Some quick searching failed to turn up anything official from MB. I do know my car had both spring perches replaced at 5 and 7 years (an almost unheard of repair on other models at even 4x that age). One of those was covered by MB. It had both front fenders replaced, a quarter panel repair, and two outer rockers replaced, all out of pocket and all in the first 10 years. I ultimately scrapped the car rather than doing a full inner and outer rocker replacement to keep the car safe.
The next series (W211) changed the prep process to better galvanized panels and the rust problems returned to “the other cars of that age” level.
Googling “w210 rust” will give you plenty of forum and owner experiences, but nothing about the particulars of the water-based primer/finishing process.
Which is…not a shock? Japanese cars used to be jokes. And certainly, within my living memory, South Korean cars were regarded as abysmal little shitboxes—hence Kia’s 10-year warranty plan. But now those countries and corporate cultures produce fantastic cars, and compete at the highest levels. (Check out Genesis reviews, world-beating luxury cars from Hyundai.)
But I’m not sure if Chinese cars will make a significant dent in the US market.

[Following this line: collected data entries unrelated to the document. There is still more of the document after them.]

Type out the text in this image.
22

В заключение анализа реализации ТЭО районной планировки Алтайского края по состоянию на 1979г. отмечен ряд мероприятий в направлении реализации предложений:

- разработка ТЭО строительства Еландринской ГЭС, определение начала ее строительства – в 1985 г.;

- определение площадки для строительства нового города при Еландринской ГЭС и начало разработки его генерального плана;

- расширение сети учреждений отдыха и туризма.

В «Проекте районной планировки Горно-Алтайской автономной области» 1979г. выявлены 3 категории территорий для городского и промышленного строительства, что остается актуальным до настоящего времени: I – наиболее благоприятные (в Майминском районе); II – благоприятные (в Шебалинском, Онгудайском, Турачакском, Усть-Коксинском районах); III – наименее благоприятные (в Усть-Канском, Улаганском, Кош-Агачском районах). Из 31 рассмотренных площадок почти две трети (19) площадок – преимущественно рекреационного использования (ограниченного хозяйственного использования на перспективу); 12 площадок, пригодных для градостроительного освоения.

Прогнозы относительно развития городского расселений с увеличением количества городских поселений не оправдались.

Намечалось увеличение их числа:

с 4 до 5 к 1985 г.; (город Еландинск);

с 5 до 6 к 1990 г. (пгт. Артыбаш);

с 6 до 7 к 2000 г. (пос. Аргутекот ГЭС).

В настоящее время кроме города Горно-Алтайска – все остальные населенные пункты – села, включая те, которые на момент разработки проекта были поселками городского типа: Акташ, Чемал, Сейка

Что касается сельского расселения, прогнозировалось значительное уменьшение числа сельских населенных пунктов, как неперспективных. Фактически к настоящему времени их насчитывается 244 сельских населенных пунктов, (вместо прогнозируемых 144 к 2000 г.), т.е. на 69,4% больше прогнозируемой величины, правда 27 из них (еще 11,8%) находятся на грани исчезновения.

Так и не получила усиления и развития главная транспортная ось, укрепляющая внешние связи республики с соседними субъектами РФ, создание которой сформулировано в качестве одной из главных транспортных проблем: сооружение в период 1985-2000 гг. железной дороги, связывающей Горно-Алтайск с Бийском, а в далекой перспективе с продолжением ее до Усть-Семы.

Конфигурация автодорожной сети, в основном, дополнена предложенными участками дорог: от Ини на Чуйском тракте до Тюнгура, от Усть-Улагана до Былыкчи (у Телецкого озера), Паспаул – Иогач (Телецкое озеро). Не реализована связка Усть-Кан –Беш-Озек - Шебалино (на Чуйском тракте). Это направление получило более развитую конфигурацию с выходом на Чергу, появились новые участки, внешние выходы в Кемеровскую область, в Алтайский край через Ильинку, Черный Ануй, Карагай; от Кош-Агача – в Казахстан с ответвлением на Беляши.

The US, both by regulatory standards and consumer expectations, puts a lot of demands on the content of cars. Very strong safety standards on the regulatory end, and expectations on mileage and features and lots and lots of cupholders in pseudo-SUVs that never ever go anywhere near offroad on the consumer end of things. By the time you get all the laws covered, and by the time you design and manufacture a car that meets customer demand, you have a vehicle that’s pricey to make, and then has to compete in a saturated market.
And that’s before any incipient trade wars.